There’s no cure for tinnitus. But that doesn’t mean it’ll never go away. How long your tinnitus persists depends on a large number of factors, like your overall health and the root cause of your tinnitus.

But if you just returned home from a noisy day of traveling and you notice your ears ringing, a couple of days should be sufficient for you to notice your tinnitus going away. Normally, tinnitus will last 16 to 48 hours. But sometimes, symptoms can last as long as two weeks. Further exposure to loud noises could also cause tinnitus to flare up again, essentially resetting the clock.

It’s usually recommended that you consult a specialist if your tinnitus continues and especially if your tinnitus is impacting from your quality of life.

Why is Tinnitus Sometimes Permanent?

Usually, tinnitus is short-lived. But occasionally it can be long-lasting. Especially when the cause of tinnitus is something out of the ordinary When it comes to intensity and origin. Some examples are as follows:

  • Traumatic Brain Trauma (TBI): The brain is where most sound is processed. In certain cases, a traumatic brain injury (such as a concussion) might lead to tinnitus because those processors begin to misfire.
  • Repeated exposure: If your ears are ringing after attending one rock concert, think of how they’ll feel after five rock concerts a week or if you’re a musician who plays live shows and practices all day. Continued exposure to loud sounds can cause permanent hearing damage, tinnitus included.
  • Hearing Impairment: Often, tinnitus and hearing loss are joined at the hip. So, whatever the cause of your hearing loss is, you could also wind up developing (or noticing) permanent tinnitus alongside it.

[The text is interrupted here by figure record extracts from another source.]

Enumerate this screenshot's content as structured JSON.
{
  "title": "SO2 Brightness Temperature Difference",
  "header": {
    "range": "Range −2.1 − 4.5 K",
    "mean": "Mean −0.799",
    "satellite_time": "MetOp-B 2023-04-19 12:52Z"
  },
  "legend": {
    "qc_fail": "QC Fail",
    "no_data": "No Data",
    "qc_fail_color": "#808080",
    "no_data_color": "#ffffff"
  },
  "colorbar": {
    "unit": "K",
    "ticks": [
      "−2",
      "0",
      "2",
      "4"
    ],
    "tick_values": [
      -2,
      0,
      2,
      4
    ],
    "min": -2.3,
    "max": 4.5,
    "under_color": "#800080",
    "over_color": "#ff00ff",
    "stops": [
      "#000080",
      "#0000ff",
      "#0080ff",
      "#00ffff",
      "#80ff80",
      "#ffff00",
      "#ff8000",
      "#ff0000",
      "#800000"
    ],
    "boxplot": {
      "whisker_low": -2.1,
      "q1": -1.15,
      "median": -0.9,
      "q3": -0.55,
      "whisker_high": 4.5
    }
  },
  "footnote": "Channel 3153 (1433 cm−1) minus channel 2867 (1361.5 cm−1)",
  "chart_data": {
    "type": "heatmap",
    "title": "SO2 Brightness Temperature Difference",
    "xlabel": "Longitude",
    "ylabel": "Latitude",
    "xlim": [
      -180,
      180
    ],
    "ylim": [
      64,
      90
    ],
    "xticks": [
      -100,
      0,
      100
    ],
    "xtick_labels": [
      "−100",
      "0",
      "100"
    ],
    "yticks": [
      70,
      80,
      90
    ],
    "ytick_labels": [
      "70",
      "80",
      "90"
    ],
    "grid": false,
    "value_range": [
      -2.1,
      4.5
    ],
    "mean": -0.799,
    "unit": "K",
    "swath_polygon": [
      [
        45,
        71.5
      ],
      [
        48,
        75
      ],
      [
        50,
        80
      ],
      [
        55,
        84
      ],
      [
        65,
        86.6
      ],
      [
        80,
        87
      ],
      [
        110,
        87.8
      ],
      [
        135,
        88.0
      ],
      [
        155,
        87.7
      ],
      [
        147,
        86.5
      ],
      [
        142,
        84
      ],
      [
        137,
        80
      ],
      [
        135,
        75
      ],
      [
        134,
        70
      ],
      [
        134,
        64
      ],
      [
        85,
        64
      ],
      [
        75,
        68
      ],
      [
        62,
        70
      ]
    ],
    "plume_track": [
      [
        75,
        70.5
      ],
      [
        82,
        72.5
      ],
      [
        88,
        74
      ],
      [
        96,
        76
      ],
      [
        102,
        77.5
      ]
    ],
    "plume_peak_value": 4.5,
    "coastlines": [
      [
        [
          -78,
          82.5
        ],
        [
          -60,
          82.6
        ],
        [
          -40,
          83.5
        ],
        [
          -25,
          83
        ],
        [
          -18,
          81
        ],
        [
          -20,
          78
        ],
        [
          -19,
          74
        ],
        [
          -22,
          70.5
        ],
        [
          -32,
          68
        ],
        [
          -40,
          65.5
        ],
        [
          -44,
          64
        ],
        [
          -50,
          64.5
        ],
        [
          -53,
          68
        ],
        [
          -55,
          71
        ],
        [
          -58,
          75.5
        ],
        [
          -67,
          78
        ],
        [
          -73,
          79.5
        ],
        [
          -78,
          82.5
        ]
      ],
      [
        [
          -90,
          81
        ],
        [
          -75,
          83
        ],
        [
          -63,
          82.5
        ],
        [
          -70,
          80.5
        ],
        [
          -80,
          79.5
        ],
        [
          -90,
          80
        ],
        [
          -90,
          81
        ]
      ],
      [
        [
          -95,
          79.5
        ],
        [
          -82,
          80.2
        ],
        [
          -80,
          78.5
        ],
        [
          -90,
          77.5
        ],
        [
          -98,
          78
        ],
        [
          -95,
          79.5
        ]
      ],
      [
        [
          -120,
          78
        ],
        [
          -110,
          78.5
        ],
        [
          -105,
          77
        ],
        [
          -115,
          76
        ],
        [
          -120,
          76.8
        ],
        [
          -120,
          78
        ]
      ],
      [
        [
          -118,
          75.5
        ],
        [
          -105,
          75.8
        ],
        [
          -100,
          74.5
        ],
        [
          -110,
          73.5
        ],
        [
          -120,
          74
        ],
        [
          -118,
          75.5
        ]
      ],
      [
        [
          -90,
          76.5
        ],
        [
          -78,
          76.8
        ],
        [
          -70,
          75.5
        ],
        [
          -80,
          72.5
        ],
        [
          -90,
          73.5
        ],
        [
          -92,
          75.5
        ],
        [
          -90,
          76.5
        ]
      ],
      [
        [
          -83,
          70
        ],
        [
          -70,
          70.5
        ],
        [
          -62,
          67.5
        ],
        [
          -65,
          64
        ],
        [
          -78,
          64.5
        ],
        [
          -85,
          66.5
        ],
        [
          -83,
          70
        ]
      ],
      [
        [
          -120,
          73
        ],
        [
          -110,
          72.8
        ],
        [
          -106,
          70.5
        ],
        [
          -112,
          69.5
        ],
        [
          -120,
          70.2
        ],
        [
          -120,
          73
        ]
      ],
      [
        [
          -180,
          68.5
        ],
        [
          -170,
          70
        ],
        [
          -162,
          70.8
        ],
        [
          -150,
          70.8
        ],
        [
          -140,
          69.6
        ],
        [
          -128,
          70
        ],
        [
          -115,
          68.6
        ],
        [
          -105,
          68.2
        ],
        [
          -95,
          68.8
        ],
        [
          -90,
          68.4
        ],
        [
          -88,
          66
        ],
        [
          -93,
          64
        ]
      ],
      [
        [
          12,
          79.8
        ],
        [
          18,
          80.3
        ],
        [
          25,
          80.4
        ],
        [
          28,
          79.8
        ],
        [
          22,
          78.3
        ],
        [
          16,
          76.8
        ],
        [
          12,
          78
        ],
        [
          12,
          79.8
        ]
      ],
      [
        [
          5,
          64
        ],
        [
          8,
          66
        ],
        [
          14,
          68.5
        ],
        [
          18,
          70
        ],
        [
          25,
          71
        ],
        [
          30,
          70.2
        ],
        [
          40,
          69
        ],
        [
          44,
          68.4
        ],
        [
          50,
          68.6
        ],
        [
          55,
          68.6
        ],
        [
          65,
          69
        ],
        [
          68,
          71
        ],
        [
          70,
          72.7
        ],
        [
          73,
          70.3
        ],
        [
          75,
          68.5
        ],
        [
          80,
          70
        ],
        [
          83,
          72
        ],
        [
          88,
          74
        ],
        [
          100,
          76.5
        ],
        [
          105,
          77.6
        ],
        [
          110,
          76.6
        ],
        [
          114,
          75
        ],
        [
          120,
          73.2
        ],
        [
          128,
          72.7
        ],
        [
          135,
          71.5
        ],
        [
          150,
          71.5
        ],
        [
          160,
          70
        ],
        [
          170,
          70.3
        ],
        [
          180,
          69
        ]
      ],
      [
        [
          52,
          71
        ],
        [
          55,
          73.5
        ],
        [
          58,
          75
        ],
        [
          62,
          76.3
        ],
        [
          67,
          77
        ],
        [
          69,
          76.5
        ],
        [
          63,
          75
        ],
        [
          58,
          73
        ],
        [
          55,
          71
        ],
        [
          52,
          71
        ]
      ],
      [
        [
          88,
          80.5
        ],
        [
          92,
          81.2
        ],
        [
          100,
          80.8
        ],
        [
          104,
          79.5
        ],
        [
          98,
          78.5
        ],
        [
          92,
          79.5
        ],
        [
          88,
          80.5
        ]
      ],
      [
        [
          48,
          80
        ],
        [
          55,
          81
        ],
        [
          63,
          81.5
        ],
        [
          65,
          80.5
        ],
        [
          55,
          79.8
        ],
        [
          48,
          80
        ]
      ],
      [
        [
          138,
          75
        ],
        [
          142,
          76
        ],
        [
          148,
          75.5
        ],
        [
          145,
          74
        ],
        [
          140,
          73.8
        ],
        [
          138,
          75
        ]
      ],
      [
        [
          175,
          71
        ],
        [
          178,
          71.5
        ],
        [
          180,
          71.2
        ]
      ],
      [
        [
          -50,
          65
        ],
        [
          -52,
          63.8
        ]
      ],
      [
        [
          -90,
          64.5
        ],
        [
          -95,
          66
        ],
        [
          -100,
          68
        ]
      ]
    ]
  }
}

Short term tinnitus is far more common than permanent tinnitus. But permanent or chronic tinnitus still impacts millions of Americans every year.

How Can You Get Your Tinnitus to go Away?

It doesn’t matter if your tinnitus is short lived or long lived, you may want to find relief as quickly as possible. There is no cure for tinnitus but you can do some things to decrease the symptoms (however long they may last):

  • Try to keep calm: Maybe it sounds a little… abstract, but increased blood pressure can bring about tinnitus flare ups so keeping calm can help keep your tinnitus in check.
  • Wear earplugs (or earmuffs): If you cannot avoid loud situations, then protecting your hearing is the next best step. (And, really, you need to be protecting your hearing even if you don’t have tinnitus.)
  • Avoid loud noises. Your symptoms might be prolonged or may become more severe if you keep exposing yourself to loud noises such as rock concerts or a jet engine.
  • Find a way to mask the sound: In some cases, utilizing a white noise device (including a humidifier or fan) can help you mask the noise of tinnitus and, thus, overlook the symptoms (and, you know, get a good night’s sleep in the process).

To be certain, if you have long-term tinnitus, none of these strategies will get rid of your tinnitus. But it can be equally significant to control and diminish your symptoms.

When Will Your Tinnitus Subside?

In most circumstances, though, your tinnitus will go away without you needing to do anything about it. Just wait the 16-48 hours and your hearing should go back to normal. However, if your tinnitus persists, you’ll want to look for a solution. The sooner you find a treatment that works, the sooner you can get relief. Get your hearing tested if you think you have tinnitus or hearing loss.

The site information is for educational and informational purposes only and does not constitute medical advice. To receive personalized advice or treatment, schedule an appointment.